From Calibration to Characterization: Enhancing Cone Penetration Test Interpretation via a New Calibration Chamber/Miniature Cone System and Spatial Variability Modeling
Advisor: Professor Scott M. Olson
Abstract
Among field investigation methods, the cone penetration test (CPT) is widely used to obtain in-situ soil properties because of its efficiency and reliability. Furthermore, CPT data typically are interpreted via empirical correlations to estimate soil properties for design. However, design reliability can be compromised by two major uncertainty sources: (1) empirical correlations used in point-specific parameter estimation; and (2) spatial variability across a site. This dissertation addresses both sources of uncertainty through controlled laboratory testing and advanced spatial modeling. A miniature calibration chamber (CC) system was developed to refine empirical correlations under laboratory-controlled conditions. The chamber utilizes a 150-mm diameter specimen and an 8-mm diameter miniature cone penetrometer, enabling efficient measurement of tip resistance and sleeve friction while substantially reducing time and material requirements compared to full-scale CC systems. Validation tests on clean Ottawa sand showed strong agreement with published full-scale CC data, confirming the reliability of the system and test procedures. Additional calibration chamber tests on silty sand were conducted to examine drainage effects on intermediate soils. The study demonstrates that normalized tip resistance decreases with increasing compressibility for similar state parameters. Correlation assessments illustrate the need to incorporate compressibility in empirical models for clean sand, and most existing correlations overestimate tip resistance in silty sands, particularly at higher effective stress levels.

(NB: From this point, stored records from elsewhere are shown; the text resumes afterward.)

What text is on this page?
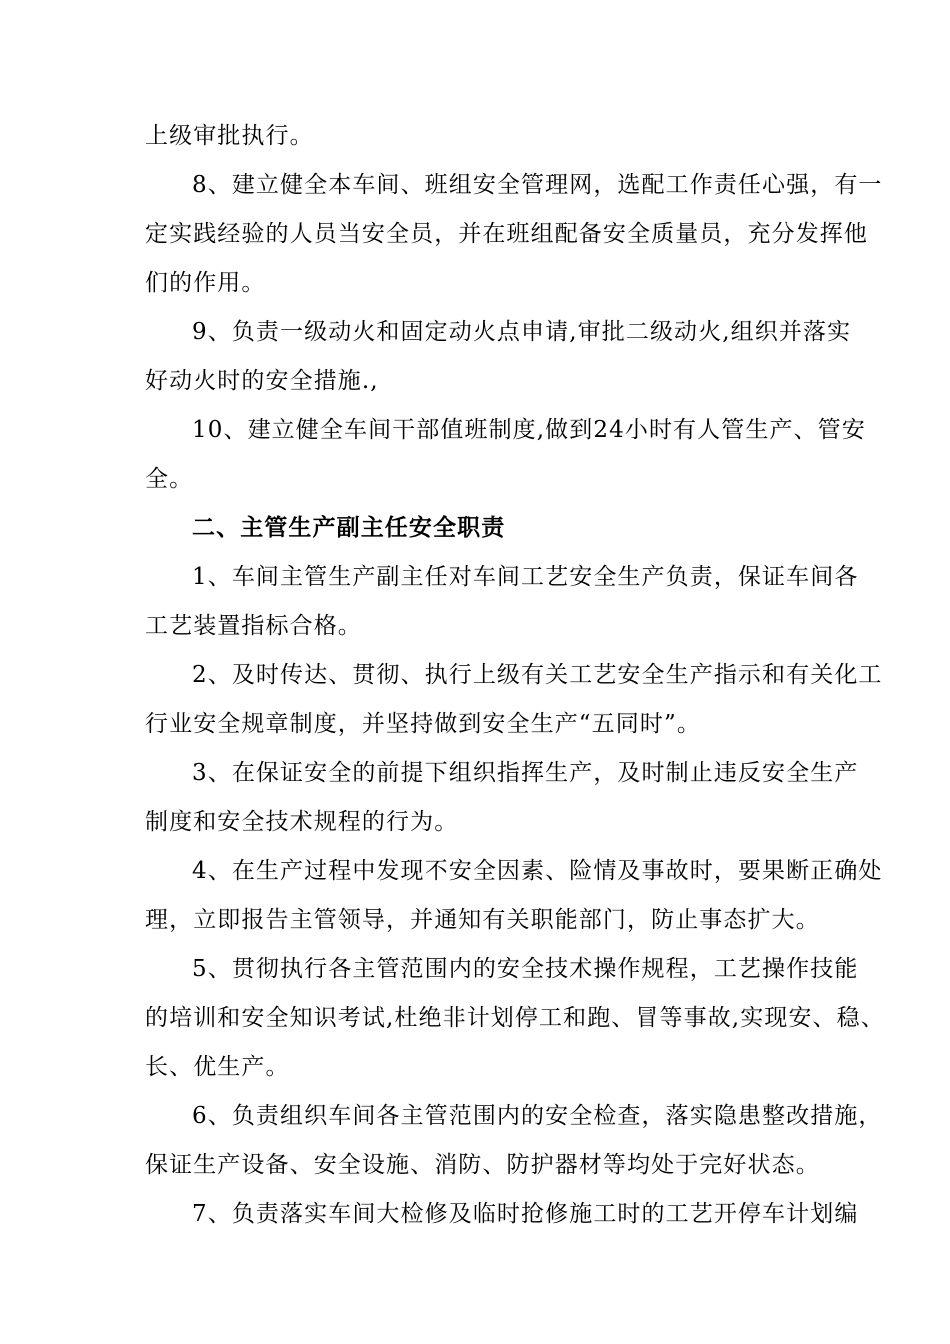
上级审批执行。
8、建立健全本车间、班组安全管理网，选配工作责任心强，有一
定实践经验的人员当安全员，并在班组配备安全质量员，充分发挥他
们的作用。
9、负责一级动火和固定动火点申请,审批二级动火,组织并落实
好动火时的安全措施.,
10、建立健全车间干部值班制度,做到24小时有人管生产、管安
全。
二、主管生产副主任安全职责
1、车间主管生产副主任对车间工艺安全生产负责，保证车间各
工艺装置指标合格。
2、及时传达、贯彻、执行上级有关工艺安全生产指示和有关化工
行业安全规章制度，并坚持做到安全生产“五同时”。
3、在保证安全的前提下组织指挥生产，及时制止违反安全生产
制度和安全技术规程的行为。
4、在生产过程中发现不安全因素、险情及事故时，要果断正确处
理，立即报告主管领导，并通知有关职能部门，防止事态扩大。
5、贯彻执行各主管范围内的安全技术操作规程，工艺操作技能
的培训和安全知识考试,杜绝非计划停工和跑、冒等事故,实现安、稳、
长、优生产。
6、负责组织车间各主管范围内的安全检查，落实隐患整改措施，
保证生产设备、安全设施、消防、防护器材等均处于完好状态。
7、负责落实车间大检修及临时抢修施工时的工艺开停车计划编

To extend these insights to field-scale characterization, CPT data from 77 soundings at the Mallard Lake, Illinois site were analyzed. Horizontal spatial variability was modeled on field cone tip resistance measurements using semivariogram analysis and Integrated Nested Laplace Approximation (INLA). Conditional simulations based on spatial structure from semivariograms and Bayesian inverse analysis then were applied to estimate the undrained shear strength, integrating both spatial variability and model uncertainty. This framework can be transferred to other empirical correlations beyond the relationship examined in this study.
Overall, this research establishes a comprehensive CPT-based framework for geotechnical site characterization that combines laboratory calibration and spatial variability modeling. The integrated approach improves confidence in soil property estimation and geotechnical design by linking controlled testing with field-scale probabilistic analysis.